Determine $m \in \mathbb{R}$ so that the inequality is true for all $x \in \mathbb{R}$

Question

What is the method to go about to solve it for:

$mx²+(m-1)x+(m-1) < 0$

Sorry if this seems too easy for the website standard, but I am working on this alone, and couldn't find a way on my own.

Answer 1

To find values of $m$ for which $mx^2+(m-1)x+(m-1)$ is negative for all $x\in\mathbb R$, first note that if

$m\ge0$ then $mx^2+(m-1)x+(m-1)$ takes arbitrarily large positive values, so we need $m<0$.

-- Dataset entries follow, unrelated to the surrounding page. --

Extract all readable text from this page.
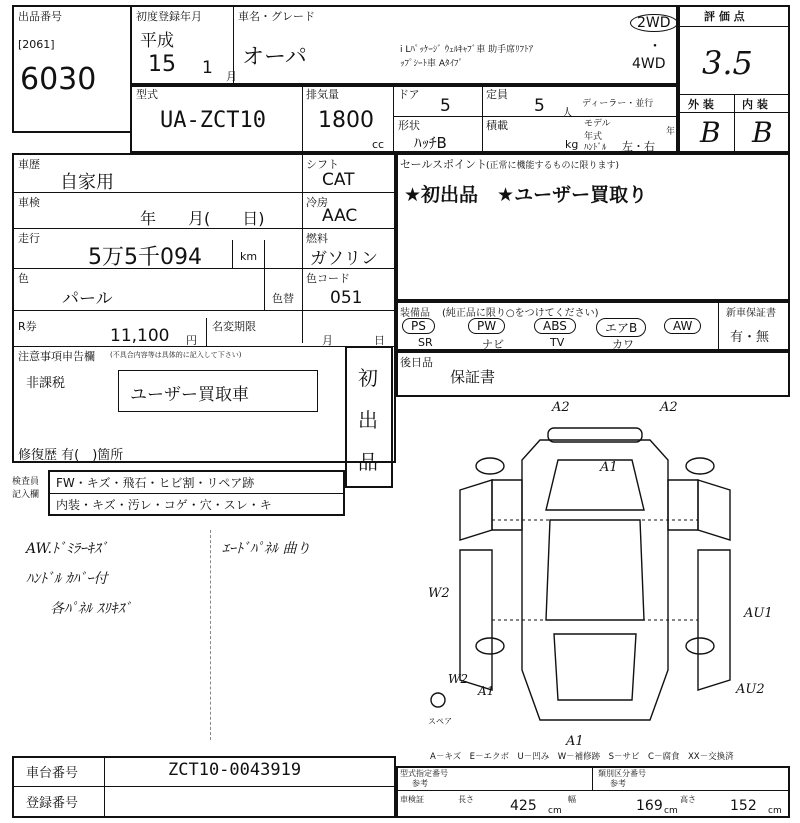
出品番号
[2061]
6030
初度登録年月
平成
15 1 月
車名・グレード
オーパ	i Lﾊﾟｯｹｰｼﾞ ｳｪﾙｷｬﾌﾞ車 助手席ﾘﾌﾄｱ
ｯﾌﾟｼｰﾄ車 Aﾀｲﾌﾟ
2WD
・
4WD
評 価 点
3.5
外 装	内 装
B B
型式
UA-ZCT10
排気量
1800
cc
ドア
5
定員
5 人
ディーラー・並行
形状
ﾊｯﾁB
積載
kg
モデル 年式	年
ﾊﾝﾄﾞﾙ 左・右
車歴
自家用
シフト
CAT
車検
年　　月(　　日)
冷房
AAC
走行
5万5千094	km
燃料
ガソリン
色
パール	色替
色コード
051
R券	11,100 円
名変期限
月	日
注意事項申告欄 (不具合内容等は具体的に記入して下さい)
非課税
ユーザー買取車
修復歴 有(　)箇所
初
出
品
検査員 記入欄
FW・キズ・飛石・ヒビ割・リペア跡
内装・キズ・汚レ・コゲ・穴・スレ・キ
AW.ﾄﾞﾐﾗｰｷｽﾞ
ﾊﾝﾄﾞﾙ ｶﾊﾞｰ付
各ﾊﾟﾈﾙ ｽﾘｷｽﾞ
ｴｰﾄﾞﾊﾟﾈﾙ 曲り
セールスポイント
(正常に機能するものに限ります)
★初出品　★ユーザー買取り
装備品 (純正品に限り○をつけてください)	新車保証書
有・無
PS	PW	ABS	エアB	AW
SR	ナビ	TV	カワ
後日品
保証書
A2	A2
A1
W2
AU1
W2
A1	AU2
A1
スペア
A－キズ　E－エクボ　U－凹み　W－補修跡　S－サビ　C－腐食　XX－交換済
車台番号	ZCT10-0043919
登録番号
型式指定番号
参考
類別区分番号
参考
車検証	長さ	425 cm
幅	169 cm
高さ 152 cm
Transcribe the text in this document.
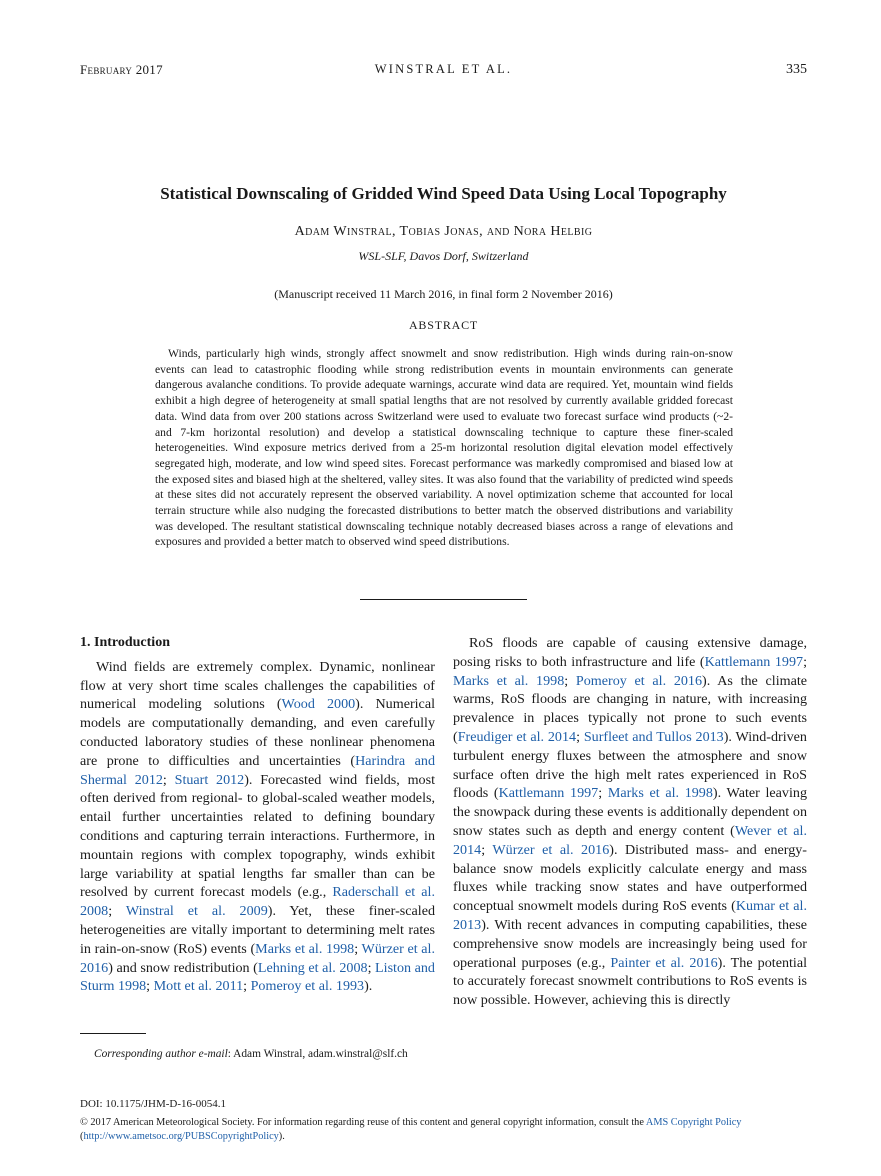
February 2017	WINSTRAL ET AL.	335
Statistical Downscaling of Gridded Wind Speed Data Using Local Topography
Adam Winstral, Tobias Jonas, and Nora Helbig
WSL-SLF, Davos Dorf, Switzerland
(Manuscript received 11 March 2016, in final form 2 November 2016)
ABSTRACT

Winds, particularly high winds, strongly affect snowmelt and snow redistribution. High winds during rain-on-snow events can lead to catastrophic flooding while strong redistribution events in mountain environments can generate dangerous avalanche conditions. To provide adequate warnings, accurate wind data are required. Yet, mountain wind fields exhibit a high degree of heterogeneity at small spatial lengths that are not resolved by currently available gridded forecast data. Wind data from over 200 stations across Switzerland were used to evaluate two forecast surface wind products (~2- and 7-km horizontal resolution) and develop a statistical downscaling technique to capture these finer-scaled heterogeneities. Wind exposure metrics derived from a 25-m horizontal resolution digital elevation model effectively segregated high, moderate, and low wind speed sites. Forecast performance was markedly compromised and biased low at the exposed sites and biased high at the sheltered, valley sites. It was also found that the variability of predicted wind speeds at these sites did not accurately represent the observed variability. A novel optimization scheme that accounted for local terrain structure while also nudging the forecasted distributions to better match the observed distributions and variability was developed. The resultant statistical downscaling technique notably decreased biases across a range of elevations and exposures and provided a better match to observed wind speed distributions.

1. Introduction

Wind fields are extremely complex. Dynamic, nonlinear flow at very short time scales challenges the capabilities of numerical modeling solutions (Wood 2000). Numerical models are computationally demanding, and even carefully conducted laboratory studies of these nonlinear phenomena are prone to difficulties and uncertainties (Harindra and Shermal 2012; Stuart 2012). Forecasted wind fields, most often derived from regional- to global-scaled weather models, entail further uncertainties related to defining boundary conditions and capturing terrain interactions. Furthermore, in mountain regions with complex topography, winds exhibit large variability at spatial lengths far smaller than can be resolved by current forecast models (e.g., Raderschall et al. 2008; Winstral et al. 2009). Yet, these finer-scaled heterogeneities are vitally important to determining melt rates in rain-on-snow (RoS) events (Marks et al. 1998; Würzer et al. 2016) and snow redistribution (Lehning et al. 2008; Liston and Sturm 1998; Mott et al. 2011; Pomeroy et al. 1993).

RoS floods are capable of causing extensive damage, posing risks to both infrastructure and life (Kattlemann 1997; Marks et al. 1998; Pomeroy et al. 2016). As the climate warms, RoS floods are changing in nature, with increasing prevalence in places typically not prone to such events (Freudiger et al. 2014; Surfleet and Tullos 2013). Wind-driven turbulent energy fluxes between the atmosphere and snow surface often drive the high melt rates experienced in RoS floods (Kattlemann 1997; Marks et al. 1998). Water leaving the snowpack during these events is additionally dependent on snow states such as depth and energy content (Wever et al. 2014; Würzer et al. 2016). Distributed mass- and energy-balance snow models explicitly calculate energy and mass fluxes while tracking snow states and have outperformed conceptual snowmelt models during RoS events (Kumar et al. 2013). With recent advances in computing capabilities, these comprehensive snow models are increasingly being used for operational purposes (e.g., Painter et al. 2016). The potential to accurately forecast snowmelt contributions to RoS events is now possible. However, achieving this is directly

Corresponding author e-mail: Adam Winstral, adam.winstral@slf.ch

DOI: 10.1175/JHM-D-16-0054.1

© 2017 American Meteorological Society. For information regarding reuse of this content and general copyright information, consult the AMS Copyright Policy (http://www.ametsoc.org/PUBSCopyrightPolicy).
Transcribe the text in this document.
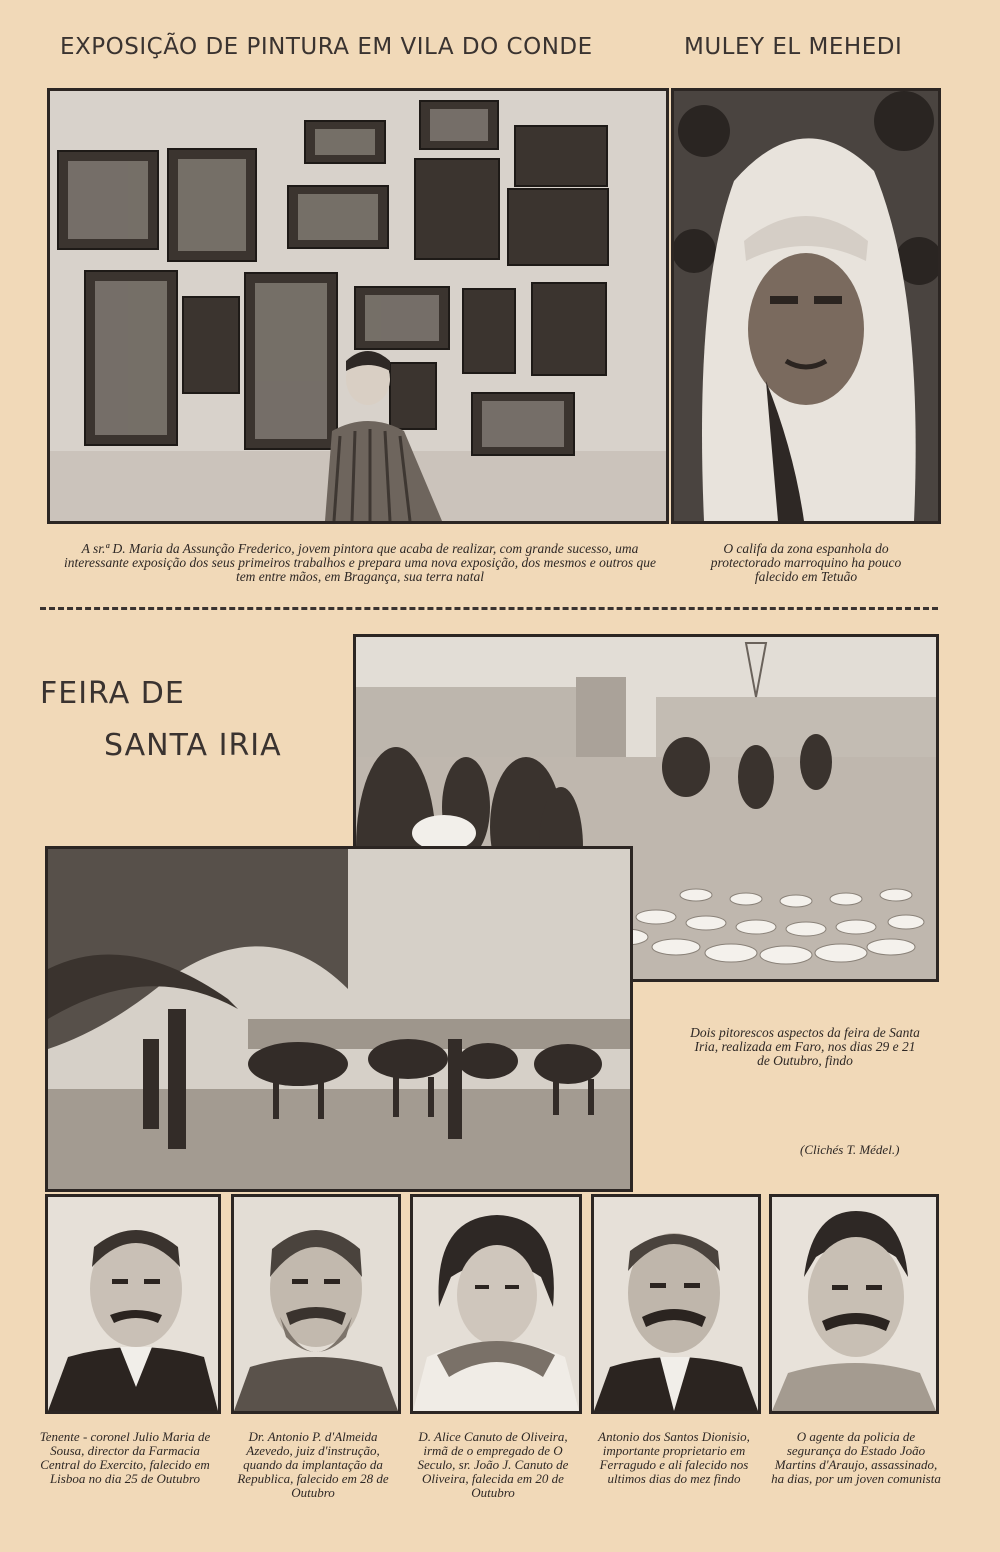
EXPOSIÇÃO DE PINTURA EM VILA DO CONDE	MULEY EL MEHEDI
A sr.ª D. Maria da Assunção Frederico, jovem pintora que acaba de realizar, com grande sucesso, uma interessante exposição dos seus primeiros trabalhos e prepara uma nova exposição, dos mesmos e outros que tem entre mãos, em Bragança, sua terra natal
O califa da zona espanhola do protectorado marroquino ha pouco falecido em Tetuão
FEIRA DE
SANTA IRIA
Dois pitorescos aspectos da feira de Santa Iria, realizada em Faro, nos dias 29 e 21 de Outubro, findo
(Clichés T. Médel.)
Tenente - coronel Julio Maria de Sousa, director da Farmacia Central do Exercito, falecido em Lisboa no dia 25 de Outubro
Dr. Antonio P. d'Almeida Azevedo, juiz d'instrução, quando da implantação da Republica, falecido em 28 de Outubro
D. Alice Canuto de Oliveira, irmã de o empregado de O Seculo, sr. João J. Canuto de Oliveira, falecida em 20 de Outubro
Antonio dos Santos Dionisio, importante proprietario em Ferragudo e ali falecido nos ultimos dias do mez findo
O agente da policia de segurança do Estado João Martins d'Araujo, assassinado, ha dias, por um joven comunista
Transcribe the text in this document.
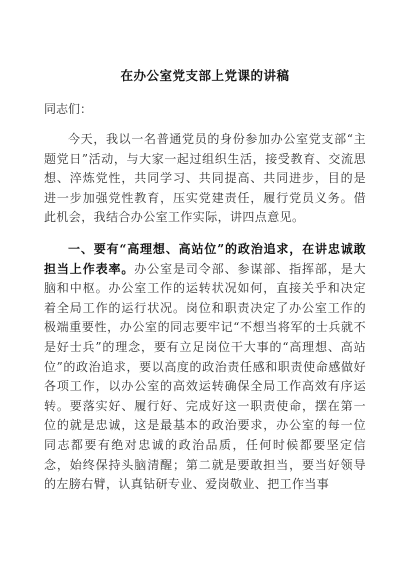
在办公室党支部上党课的讲稿

同志们：

今天，我以一名普通党员的身份参加办公室党支部“主题党日”活动，与大家一起过组织生活，接受教育、交流思想、淬炼党性，共同学习、共同提高、共同进步，目的是进一步加强党性教育，压实党建责任，履行党员义务。借此机会，我结合办公室工作实际，讲四点意见。

一、要有“高理想、高站位”的政治追求，在讲忠诚敢担当上作表率。办公室是司令部、参谋部、指挥部，是大脑和中枢。办公室工作的运转状况如何，直接关乎和决定着全局工作的运行状况。岗位和职责决定了办公室工作的极端重要性，办公室的同志要牢记“不想当将军的士兵就不是好士兵”的理念，要有立足岗位干大事的“高理想、高站位”的政治追求，要以高度的政治责任感和职责使命感做好各项工作，以办公室的高效运转确保全局工作高效有序运转。要落实好、履行好、完成好这一职责使命，摆在第一位的就是忠诚，这是最基本的政治要求，办公室的每一位同志都要有绝对忠诚的政治品质，任何时候都要坚定信念，始终保持头脑清醒；第二就是要敢担当，要当好领导的左膀右臂，认真钻研专业、爱岗敬业、把工作当事
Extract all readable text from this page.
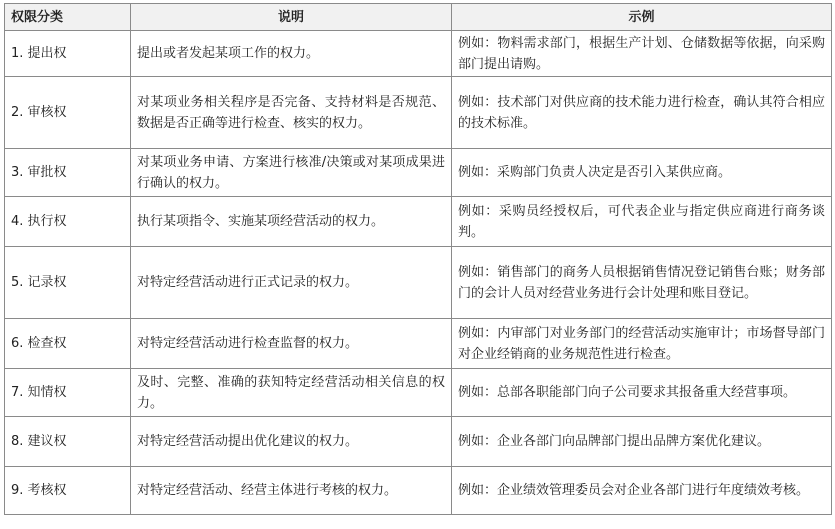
权限分类	说明	示例
1. 提出权	提出或者发起某项工作的权力。	例如：物料需求部门，根据生产计划、仓储数据等依据，向采购部门提出请购。
2. 审核权	对某项业务相关程序是否完备、支持材料是否规范、数据是否正确等进行检查、核实的权力。	例如：技术部门对供应商的技术能力进行检查，确认其符合相应的技术标准。
3. 审批权	对某项业务申请、方案进行核准/决策或对某项成果进行确认的权力。	例如：采购部门负责人决定是否引入某供应商。
4. 执行权	执行某项指令、实施某项经营活动的权力。	例如：采购员经授权后，可代表企业与指定供应商进行商务谈判。
5. 记录权	对特定经营活动进行正式记录的权力。	例如：销售部门的商务人员根据销售情况登记销售台账；财务部门的会计人员对经营业务进行会计处理和账目登记。
6. 检查权	对特定经营活动进行检查监督的权力。	例如：内审部门对业务部门的经营活动实施审计；市场督导部门对企业经销商的业务规范性进行检查。
7. 知情权	及时、完整、准确的获知特定经营活动相关信息的权力。	例如：总部各职能部门向子公司要求其报备重大经营事项。
8. 建议权	对特定经营活动提出优化建议的权力。	例如：企业各部门向品牌部门提出品牌方案优化建议。
9. 考核权	对特定经营活动、经营主体进行考核的权力。	例如：企业绩效管理委员会对企业各部门进行年度绩效考核。
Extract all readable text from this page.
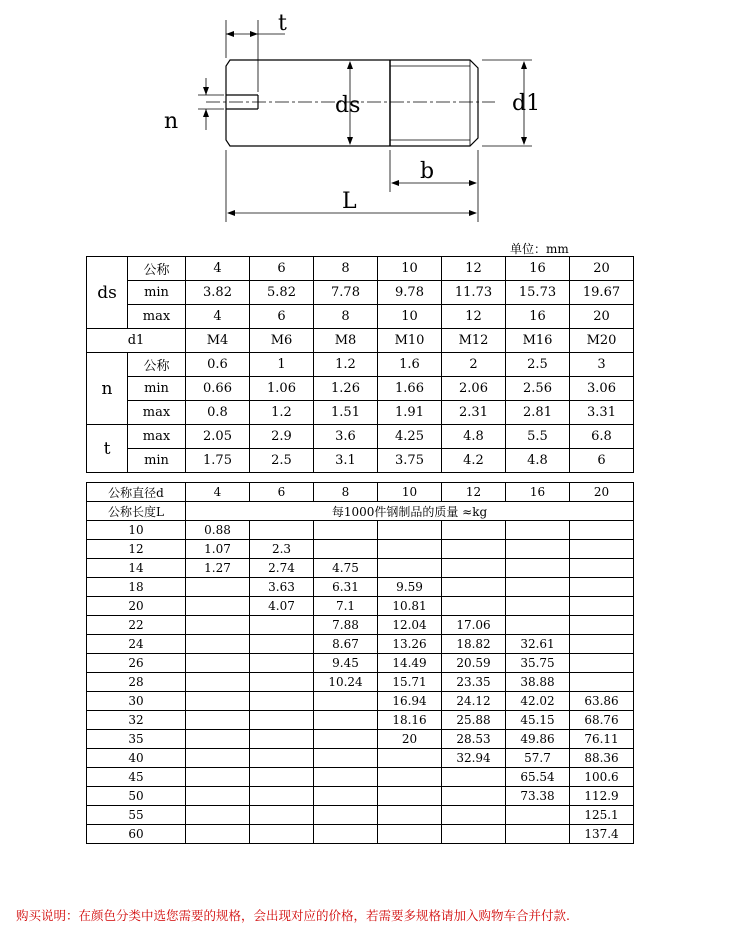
t
n
ds	d1
b
L
单位：mm
ds	公称	4	6	8	10	12	16	20
	min	3.82	5.82	7.78	9.78	11.73	15.73	19.67
	max	4	6	8	10	12	16	20
d1		M4	M6	M8	M10	M12	M16	M20
n	公称	0.6	1	1.2	1.6	2	2.5	3
	min	0.66	1.06	1.26	1.66	2.06	2.56	3.06
	max	0.8	1.2	1.51	1.91	2.31	2.81	3.31
t	max	2.05	2.9	3.6	4.25	4.8	5.5	6.8
	min	1.75	2.5	3.1	3.75	4.2	4.8	6
公称直径d	4	6	8	10	12	16	20
公称长度L	每1000件钢制品的质量 ≈kg						
10	0.88						
12	1.07	2.3					
14	1.27	2.74	4.75				
18		3.63	6.31	9.59			
20		4.07	7.1	10.81			
22			7.88	12.04	17.06		
24			8.67	13.26	18.82	32.61	
26			9.45	14.49	20.59	35.75	
28			10.24	15.71	23.35	38.88	
30				16.94	24.12	42.02	63.86
32				18.16	25.88	45.15	68.76
35				20	28.53	49.86	76.11
40					32.94	57.7	88.36
45						65.54	100.6
50						73.38	112.9
55							125.1
60							137.4
购买说明：在颜色分类中选您需要的规格，会出现对应的价格，若需要多规格请加入购物车合并付款.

For $m<0$, the maximum of $mx^2+(m-1)x+(m-1)=ax^2+bx+c$ is

$c-\dfrac {b^2}{4a}=(m-1)-\dfrac{(m-1)^2}{4m}=\dfrac{(m-1)(4m-(m-1))}{4m}=\dfrac{(m-1)(3m+1)}{4m}$,

which is $0$ when $3m+1=0$, i.e., $m=-\dfrac13$; positive when $-\dfrac13<m<0$ (since then $m-1$ is negative, $4m$ is negative, and $3m+1$ is positive); and negative when $m<-\dfrac13$ (since then $m-1$, $3m+1$, and $4m$ are negative).

So the answer is that {$m\in \mathbb R|m<-\dfrac13$} is the subset of $\mathbb R$ for which $mx^2+(m-1)x+(m-1)$ takes on negative values for all $x \in \mathbb R$.